To start thinking about load testing

Apache bench

This is our step 1 tool, but keep in mind that this is single threaded. Think of ab like sanity testing for performance. For step 1, you can use a single machine, with a good amount of RAM and CPU. Run loads for up to 15–30 mins to check nothing obvious is going wrong.

wrk

wrk is our step 2 tool for load testing, it is similar to ab, but this will puts proper load (concurrent). In step 2, we would use a big machine (think 64 GB ram, 8–16 cores). We are still testing on a single machine in this phase though. Run loads for about 30–60 mins. This gives a good understanding of the system before moving on to the next phase.

Up until 1 and 2, we are probably testing single end points of the application. This is easy to setup and get the results. But things are not complete until we do distributed load testing + complete application flows (scenarios where multiple API are called before the flow is completed). Distributed load testing will take both longer to setup, and more expensive then 1 and 2.

Distributed load testing

Our goto tool here is jmeter. Jmeter might sound specific to java but it is not so. It has been a good investment of time to pick up jmeter. Plus since jmeter is a very old tool, its very easy to find a lot of helpful guides and setups.
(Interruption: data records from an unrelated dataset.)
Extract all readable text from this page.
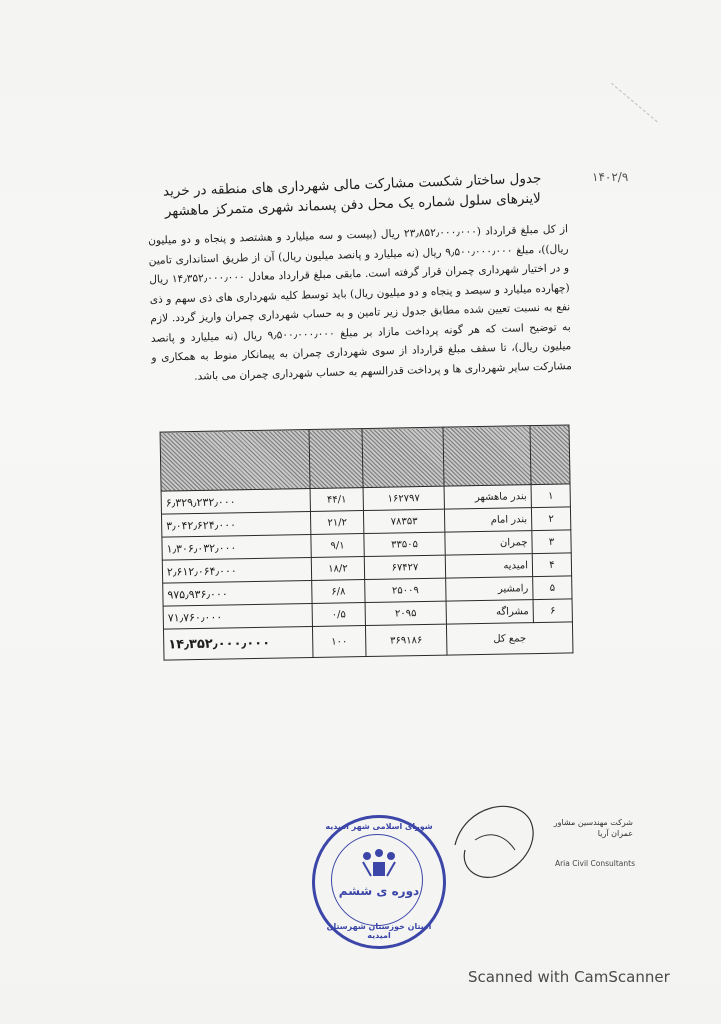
۱۴۰۲/۹
جدول ساختار شکست مشارکت مالی شهرداری های منطقه در خرید لاینرهای سلول شماره یک محل دفن پسماند شهری متمرکز ماهشهر
از کل مبلغ قرارداد (۲۳٫۸۵۲٫۰۰۰٫۰۰۰ ریال (بیست و سه میلیارد و هشتصد و پنجاه و دو میلیون ریال))، مبلغ ۹٫۵۰۰٫۰۰۰٫۰۰۰ ریال (نه میلیارد و پانصد میلیون ریال) آن از طریق استانداری تامین و در اختیار شهرداری چمران قرار گرفته است. مابقی مبلغ قرارداد معادل ۱۴٫۳۵۲٫۰۰۰٫۰۰۰ ریال (چهارده میلیارد و سیصد و پنجاه و دو میلیون ریال) باید توسط کلیه شهرداری های ذی سهم و ذی نفع به نسبت تعیین شده مطابق جدول زیر تامین و به حساب شهرداری چمران واریز گردد. لازم به توضیح است که هر گونه پرداخت مازاد بر مبلغ ۹٫۵۰۰٫۰۰۰٫۰۰۰ ریال (نه میلیارد و پانصد میلیون ریال)، تا سقف مبلغ قرارداد از سوی شهرداری چمران به پیمانکار منوط به همکاری و مشارکت سایر شهرداری ها و پرداخت قدرالسهم به حساب شهرداری چمران می باشد.

۱	بندر ماهشهر	۱۶۲۷۹۷	۴۴/۱	۶٫۳۲۹٫۲۳۲٫۰۰۰
۲	بندر امام	۷۸۳۵۳	۲۱/۲	۳٫۰۴۲٫۶۲۴٫۰۰۰
۳	چمران	۳۳۵۰۵	۹/۱	۱٫۳۰۶٫۰۳۲٫۰۰۰
۴	امیدیه	۶۷۴۲۷	۱۸/۲	۲٫۶۱۲٫۰۶۴٫۰۰۰
۵	رامشیر	۲۵۰۰۹	۶/۸	۹۷۵٫۹۳۶٫۰۰۰
۶	مشراگه	۲۰۹۵	۰/۵	۷۱٫۷۶۰٫۰۰۰
جمع کل		۳۶۹۱۸۶	۱۰۰	۱۴٫۳۵۲٫۰۰۰٫۰۰۰
شرکت مهندسین مشاور عمران آریا
Aria Civil Consultants
شورای اسلامی شهر امیدیه
دوره ی ششم
استان خوزستان شهرستان امیدیه
Scanned with CamScanner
The goal of 3 would be to get a good estimate of Requests per second per machine (do take note of the machine specs). Once you have this number, you can project your requirements based on expected traffic/peak traffic. Also helps to decide how much vertical/horizontal scaling you will need.

For vertical scaling

Choice of language

Once you have identified the main flows you need to focus for performance, you can rewrite those pieces is a compiled language (this is almost always a low hanging fruit to get performance boost). But this is only when your app is performing a lot of stuff and not just a middle layer to talk to the database.

Architecture

You are already at a good stage where the setup is across a few services instead of one huge service. Try to not get too many services either. You want to take into account each network call (this will add a minimum of 10ms for every call). Sometimes coupling two services will give you the gains.

Going into memory usage

It might be harder to get these numbers for nodejs, but on a code level, there can be certain low hanging fruits as well. Identify hotspots for gc or in many cases the algorithm and data structure itself will matter as well.

For horizontal scaling

Load balancing

checkout the arrangement of your http calls. How many routers is the service going thru after entering your network. How do plan to evenly distribute the load. A round-robin approach is okay for the start, but as you will move on, identify which calls are heavy, which ones are not and configure the router accordingly.

Caching

If the system is non-transactional/non-payment system, where 99% accuracy is as good as 100%, then caching helps a lot. Be aware of all the edge cases for caching though. Performance comes only second to the actual business. **A bad caching configuration can go really bad, including lower performance and maybe wrong results.**Also be aware of caches which are already present (a lot of frameworks/orms lately include hidden caching)

You can apply caching at all levels: database level, functional level, controller level, api level.

Database

for a majority-read/minor-writes system, you can leverage database slaves to increase through-put (this sort of falls under caching, although its a different type). Also make sure you account for what happens when a replica goes down.

- If the case is opposite, major-write/minor-reads, you will want to check what database you are using (having multiple master is helpful)

- Also how you are storing data in that particular db. How much data needs to be written to disk for each DB transaction.

Above is a brief summary of approach. For each point above, you should also consider the downsides

what if one machine goes down
what if 5 go down
what if network latency increases for some reason
what if io speed goes down for some reason

Some general points for above:

Make note of all the calls going out of your system (to a third party)
If a third party cannot guarantee their RPS/QPS, you might want to shift to async flows (queues)
Keep note of which of your services are IO heavy, vs CPU heavy vs Network heavy (many times you can couple two of these in a single service)
Try to minimise mocks when load testing.